One might suggest that any high occurence attack will always have a
high
impact in some form or another as well, unless there is a detection
concept implemented in order to minimize the impact.

For example, one might suggest that if the Signed/Chosen message
replay
attacks have high likelihood of occurence, then the impact is high,
rather than low.

So from a DKIM/SSP perspective, I think what might be useful, if we
had
a 3rd column, called Detection/Recovery which also rates the
effectiveness of DKIM/SSP to detect and/or recover from the attack.

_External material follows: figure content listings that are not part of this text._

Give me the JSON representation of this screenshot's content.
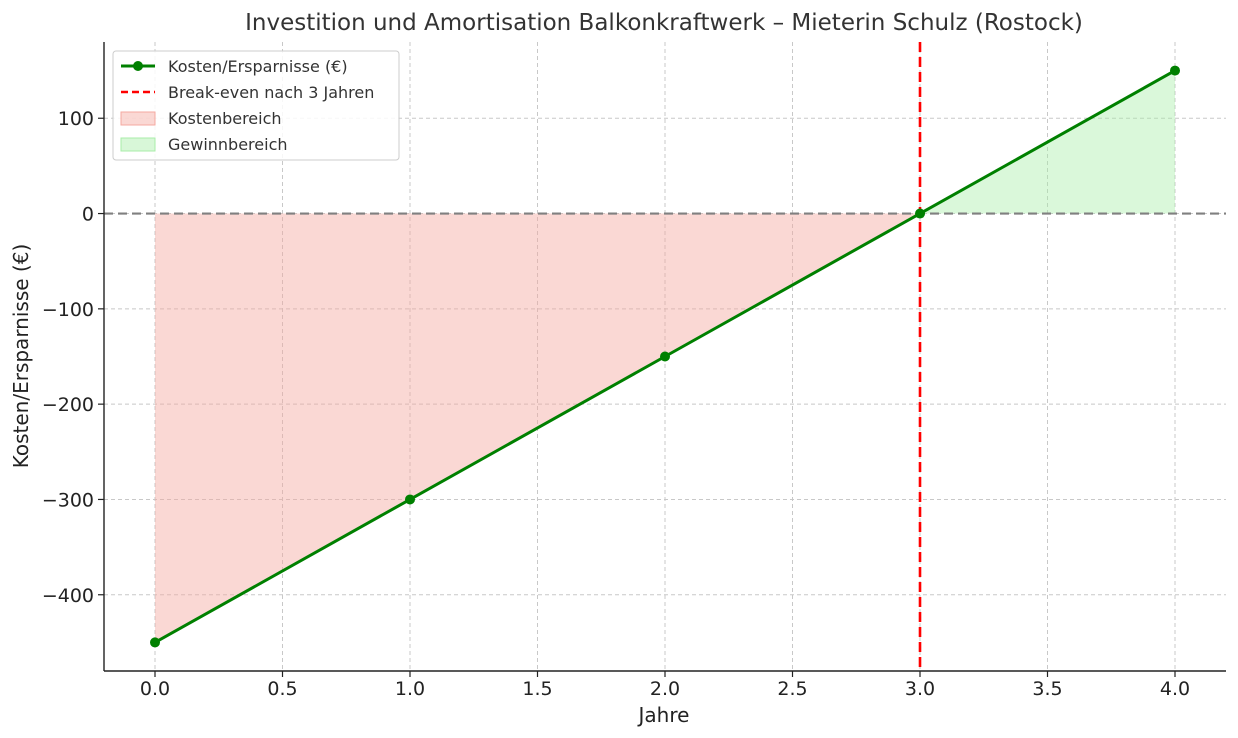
{
  "chart_data": {
    "type": "line",
    "title": "Investition und Amortisation Balkonkraftwerk – Mieterin Schulz (Rostock)",
    "xlabel": "Jahre",
    "ylabel": "Kosten/Ersparnisse (€)",
    "xlim": [
      -0.2,
      4.2
    ],
    "ylim": [
      -480,
      180
    ],
    "x_ticks": [
      0.0,
      0.5,
      1.0,
      1.5,
      2.0,
      2.5,
      3.0,
      3.5,
      4.0
    ],
    "x_tick_labels": [
      "0.0",
      "0.5",
      "1.0",
      "1.5",
      "2.0",
      "2.5",
      "3.0",
      "3.5",
      "4.0"
    ],
    "y_ticks": [
      -400,
      -300,
      -200,
      -100,
      0,
      100
    ],
    "y_tick_labels": [
      "−400",
      "−300",
      "−200",
      "−100",
      "0",
      "100"
    ],
    "grid": true,
    "legend_position": "top-left",
    "series": [
      {
        "name": "Kosten/Ersparnisse (€)",
        "x": [
          0,
          1,
          2,
          3,
          4
        ],
        "values": [
          -450,
          -300,
          -150,
          0,
          150
        ],
        "color": "#008000",
        "marker": "circle"
      }
    ],
    "reference_lines": [
      {
        "name": "Break-even nach 3 Jahren",
        "orientation": "vertical",
        "x": 3,
        "color": "#ff0000",
        "style": "dashed"
      },
      {
        "orientation": "horizontal",
        "y": 0,
        "color": "#808080",
        "style": "dashed"
      }
    ],
    "fill_areas": [
      {
        "name": "Kostenbereich",
        "x_range": [
          0,
          3
        ],
        "color": "#f4a9a0"
      },
      {
        "name": "Gewinnbereich",
        "x_range": [
          3,
          4
        ],
        "color": "#a8eea8"
      }
    ]
  }
}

I know this can be highly subjective, but we can probably use a
rating
like:

  MEDIUM - Detectable using deterministic non-DKIM/SSP method
  HIGH   - Detectable using deterministic DKIM/SSP method
  LOW    - Not detectable until reported by human/scoring

By doing it this way,  we get to see an angle for the effective of
the
DKIM/SSP protocol and how it can also be assisted by other
recommendations as well and also which ones we really have to worry
about.

This is the rough cut at this, so it could be wrong:

o LOW - Not detectable until reported by human/scoring

--------------------------------------------+--------+------------+
Attack Name                                 | Impact | Likelihood |
--------------------------------------------+--------+------------+
Compromised system within originator's net  |  High  |   Medium   |
Theft of delegated private key              | Medium |   Medium   |
Theft of private key for domain             |  High  |     Low    |
Compromise of key server                    |  High  |     Low    |
Cryptographic weaknesses in sigs            |  High  |     Low    |

o MEDIUM - Detectable using deterministic non-DKIM/SSP method

--------------------------------------------+--------+------------+
Attack Name                                 | Impact | Likelihood |
--------------------------------------------+--------+------------+
Signed message replay                       |   Low  |    High    |
Chosen message replay                       |   Low  |     M/H    |
Denial-of-service attack against verifier   |  High  |   Medium   |
Denial-of-service attack against key service|  High  |   Medium   |
Falsification of key service replies        | Medium |   Medium   |
Verification probe attack                   | Medium |   Medium   |
Private key recovery via side-channel attack|  High  |     Low    |

o HIGH - Detectable using deterministic DKIM/SSP method

--------------------------------------------+--------+------------+
Attack Name                                 | Impact | Likelihood |
--------------------------------------------+--------+------------+
Display name abuse                          | Medium |    High    |
Body length limit abuse                     | Medium |   Medium   |
Canonicalization abuse                      |   Low  |   Medium   |
Use of revoked key                          | Medium |     Low    |
Publication of bad key records and/or sigs  |  High  |     Low    |


--
Hector Santos, Santronics Software, Inc.